By: Mary Perkins, CCE Master Gardener Volunteer
The perfect garden spot is always on the other side of the fence, no matter where you try to garden. The critical factors for a perfect garden – crop, sunlight, soil, drainage, and location – are all involved in any garden design and selection of the garden site. These factors can be changed or modified to make any spot ‘nearly’ perfect for your garden. Evaluating each factor is the first step in garden design. Each plant you may wish to grow has its own pattern of need in regard to the other factors mentioned above. Designing your plantings in terms of these critical factors will result in greater success. Always work with nature, instead of against it.
Selection of plants and varieties of plants is important to gaining success and satisfaction from your garden. The range of sizes, shapes, colors, and growing season is mind-boggling. Selecting the best variety for your location can require a lot of research and even some experimentation. A really poor choice may result in near failure, while a good choice will result in success. Do you have a soil that is moist for most of the season, make sure to select varieties that don’t mind having ‘wet feet.’ Other varieties may do well in drought conditions or in soils that haven’t been improved for a while. If you have powdery mildew every year, select a variety that is resistant to it.
Most vegetables and many flowers need full sun – 6 – 8 hours of sunlight each day. Others will do well in only partial sun, or even deep shade. Thus you can, by being aware of an individual plant’s need for sunlight and the amount available, choose plants which will do well in nearly any location.

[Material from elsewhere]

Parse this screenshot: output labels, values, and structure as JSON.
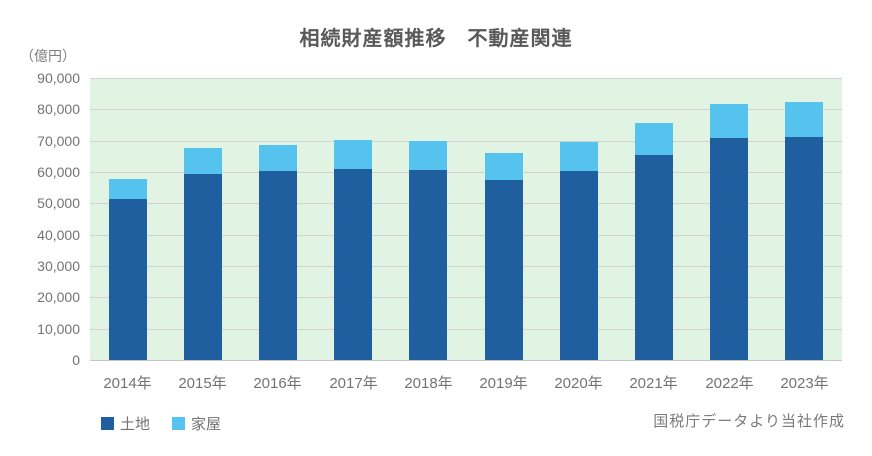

Soil requirements of plant species also vary. In general, the better your soil, the better your gardening results are going to be. Healthier plants can be grown in better soil. The health of the plant is critical in its resistance to disease and in the results you can expect. The perfect soil is well-drained, loose, light, friable, rich in organic matter, high in nutrients, and doesn’t exist anywhere on your land. Each of these desirable aspects of soil can be improved as you work in the garden. The addition of soil amendments over a period of time can continually take the soil closer to perfection.
Drainage is another variable factor in site selection. The garden soil needs to be well-drained, but not too well-drained. Many soils locally have clay or a clay mixture, “up to the second rail on the fence” and can cause problems with water retention. On the other hand, some sandy or gravelly locations may drain so quickly the plants don’t have the chance to get enough water unless they are watered every day. To check the drainage in your garden spot, dig several holes about one foot across and one foot deep; fill them with water and note the length of time it takes for the water to drain from the holes. The water should drain away in about three hours. Various methods can be used to improve the drainage if the holes drain too quickly or too slowly.

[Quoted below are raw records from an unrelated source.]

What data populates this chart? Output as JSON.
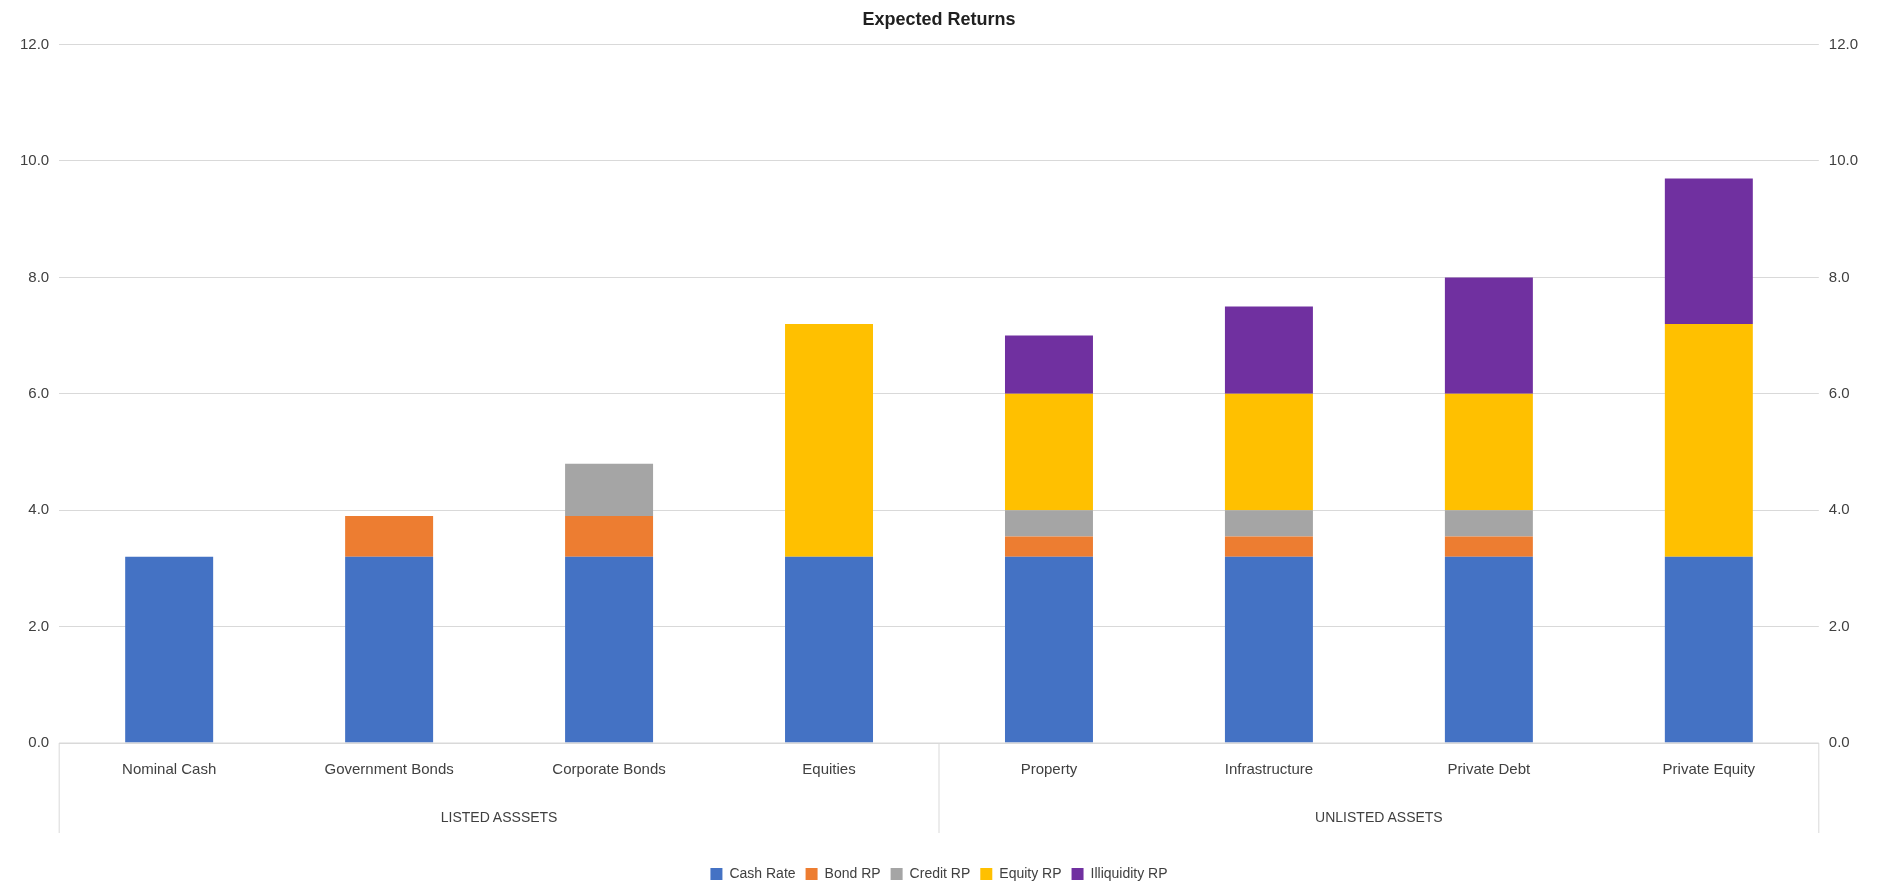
{
  "chart_data": {
    "type": "bar",
    "title": "Expected Returns",
    "stacked": true,
    "categories": [
      "Nominal Cash",
      "Government Bonds",
      "Corporate Bonds",
      "Equities",
      "Property",
      "Infrastructure",
      "Private Debt",
      "Private Equity"
    ],
    "series": [
      {
        "name": "Cash Rate",
        "color": "#4472c4",
        "values": [
          3.2,
          3.2,
          3.2,
          3.2,
          3.2,
          3.2,
          3.2,
          3.2
        ]
      },
      {
        "name": "Bond RP",
        "color": "#ed7d31",
        "values": [
          null,
          0.7,
          0.7,
          null,
          0.35,
          0.35,
          0.35,
          null
        ]
      },
      {
        "name": "Credit RP",
        "color": "#a5a5a5",
        "values": [
          null,
          null,
          0.9,
          null,
          0.45,
          0.45,
          0.45,
          null
        ]
      },
      {
        "name": "Equity RP",
        "color": "#ffc000",
        "values": [
          null,
          null,
          null,
          4.0,
          2.0,
          2.0,
          2.0,
          4.0
        ]
      },
      {
        "name": "Illiquidity RP",
        "color": "#7030a0",
        "values": [
          null,
          null,
          null,
          null,
          1.0,
          1.5,
          2.0,
          2.5
        ]
      }
    ],
    "ylim": [
      0,
      12
    ],
    "yticks": [
      {
        "value": 0,
        "label": "0.0"
      },
      {
        "value": 2,
        "label": "2.0"
      },
      {
        "value": 4,
        "label": "4.0"
      },
      {
        "value": 6,
        "label": "6.0"
      },
      {
        "value": 8,
        "label": "8.0"
      },
      {
        "value": 10,
        "label": "10.0"
      },
      {
        "value": 12,
        "label": "12.0"
      }
    ],
    "y2lim": [
      0,
      12
    ],
    "y2ticks": [
      {
        "value": 0,
        "label": "0.0"
      },
      {
        "value": 2,
        "label": "2.0"
      },
      {
        "value": 4,
        "label": "4.0"
      },
      {
        "value": 6,
        "label": "6.0"
      },
      {
        "value": 8,
        "label": "8.0"
      },
      {
        "value": 10,
        "label": "10.0"
      },
      {
        "value": 12,
        "label": "12.0"
      }
    ],
    "annotations": [
      "LISTED ASSSETS",
      "UNLISTED ASSETS"
    ],
    "grid": "y",
    "legend": "bottom"
  }
}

The last factor to consider in designing your garden is location. A garden which is far away from the house and out of sight will not receive the same amount of attention as will the plot next to the back door. One option available in locating the garden is the use of smaller plots in several different locations. A special garden can be achieved by grouping plants for a specific purpose in a small self-contained unit. Some examples of these special gardens are perennials, shade, annuals, herb, butterfly, or various vegetable or fruit gardens.
Before going any further, check your site and do as I have discussed to ensure greater success in whatever you grow.